Oliver Cromwell's whole stout frame trembled, as if responding to some intense and suppressed emotion.

"England! England!" he muttered, "are we come to have to heal thy hurts with the bloody steel and the devouring flame? I had hoped differently."

"If the King armeth so must we," said John Pym. "But there is yet some hope. Hyde and Falkland are now something in the councils of the King, and he may listen to them."

"My Lord Falkland will do a true man's uttermost," replied Cromwell, with that sudden tenderness that was as natural to him as his sudden fierceness. "But will he avail? I have but a mean opinion of Mr. Hyde."

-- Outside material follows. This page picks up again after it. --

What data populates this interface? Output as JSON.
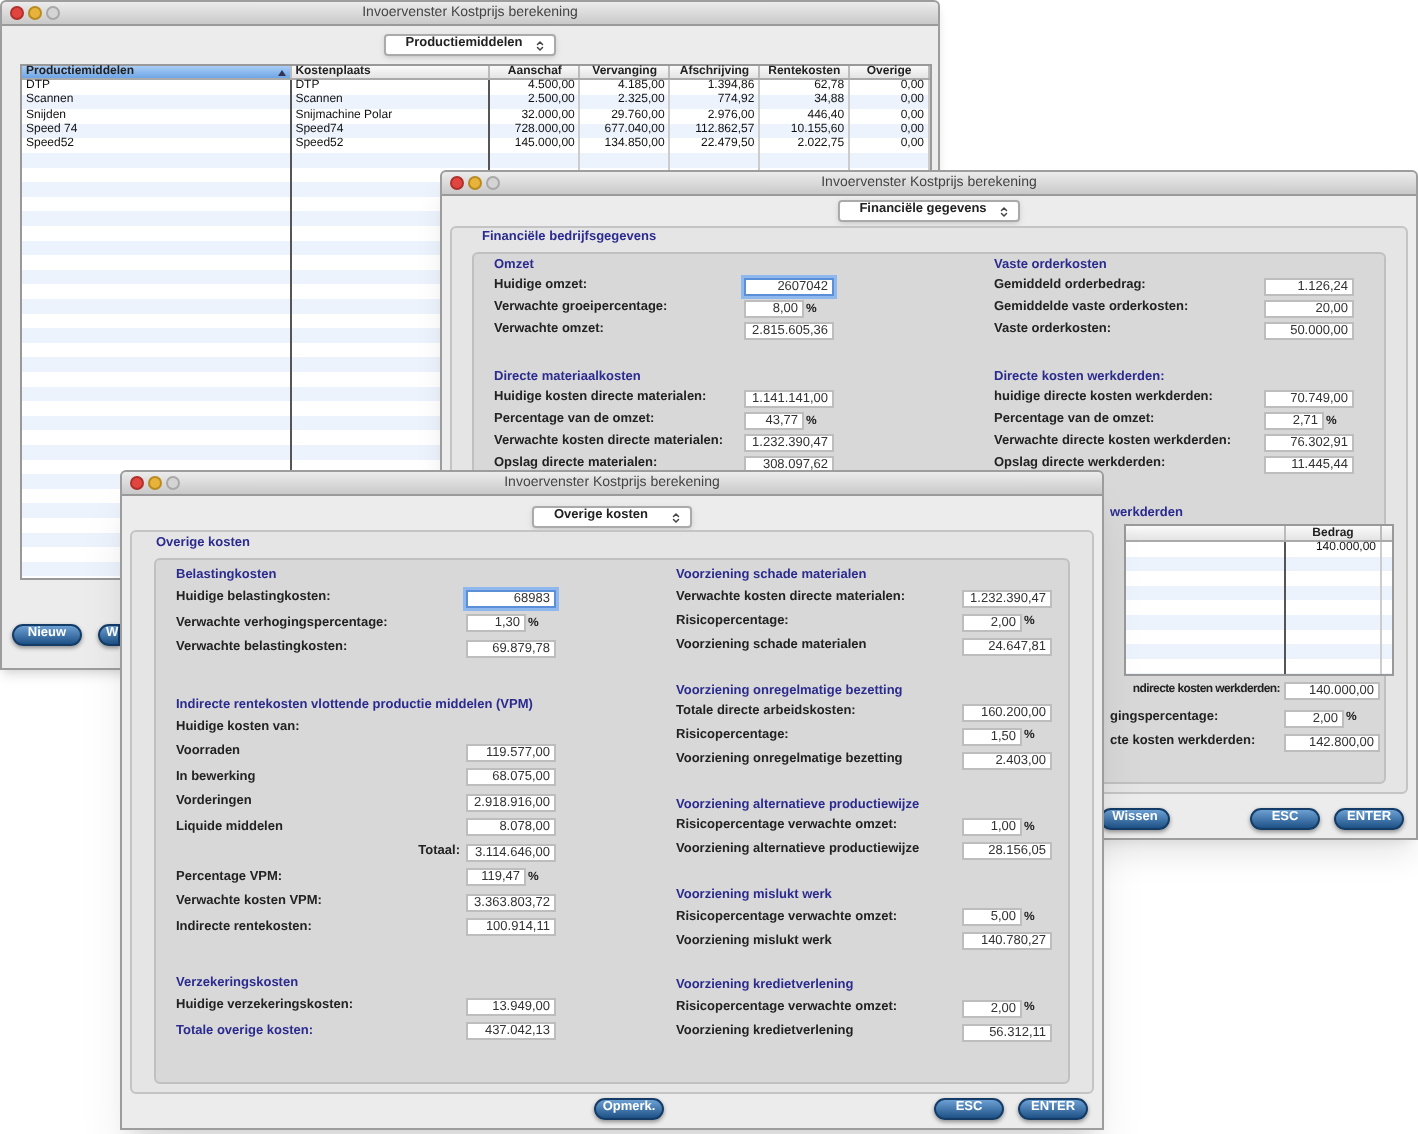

"Neither he nor my Lord Viscount have a grasp bold enough nor an outlook sure enough for these difficult times. But their advice will better that of the Queen and the priests, and in them resteth our last hopes of a peaceable settlement."

As Pym spoke he rose and, going over to Cromwell, grasped him by the shoulders and looked earnestly into his face. In age there was nearly twenty years difference between the two men, and the appearance of the lawyer who had led a studious life in cities was very different from that of the robust country gentleman; but their look of ardour, of resolution, of steadfastness was the same, and John Pym's face, marked with years and faded by ill-health, held the same brightness of a high purpose as the blunt, fresh features of the younger man, still in the height and prime of his vigorous strength.

"Thou wilt be a man much needed in the times to come," said Mr. Pym, "for I think thou hast the gift of fortitude."

Oliver Cromwell did not answer; in his mind's eye he saw that misty day outside St. Ives, the black river, the black houses, the gnarled and bent willows, the church spire pointing to an obscure heaven, the flat bog leading to Erith's Bulwark, beyond—the rude paling—all the common details of that familiar scene where he had first entered into covenant with God.

The glory of the vision had faded, and melancholies had taken the place of that unspeakable joy and wonder; but a faith that never weakened was always there and sometimes flashed up, as now, into a dazzling remembrance of that other November day and the promise of the Lord.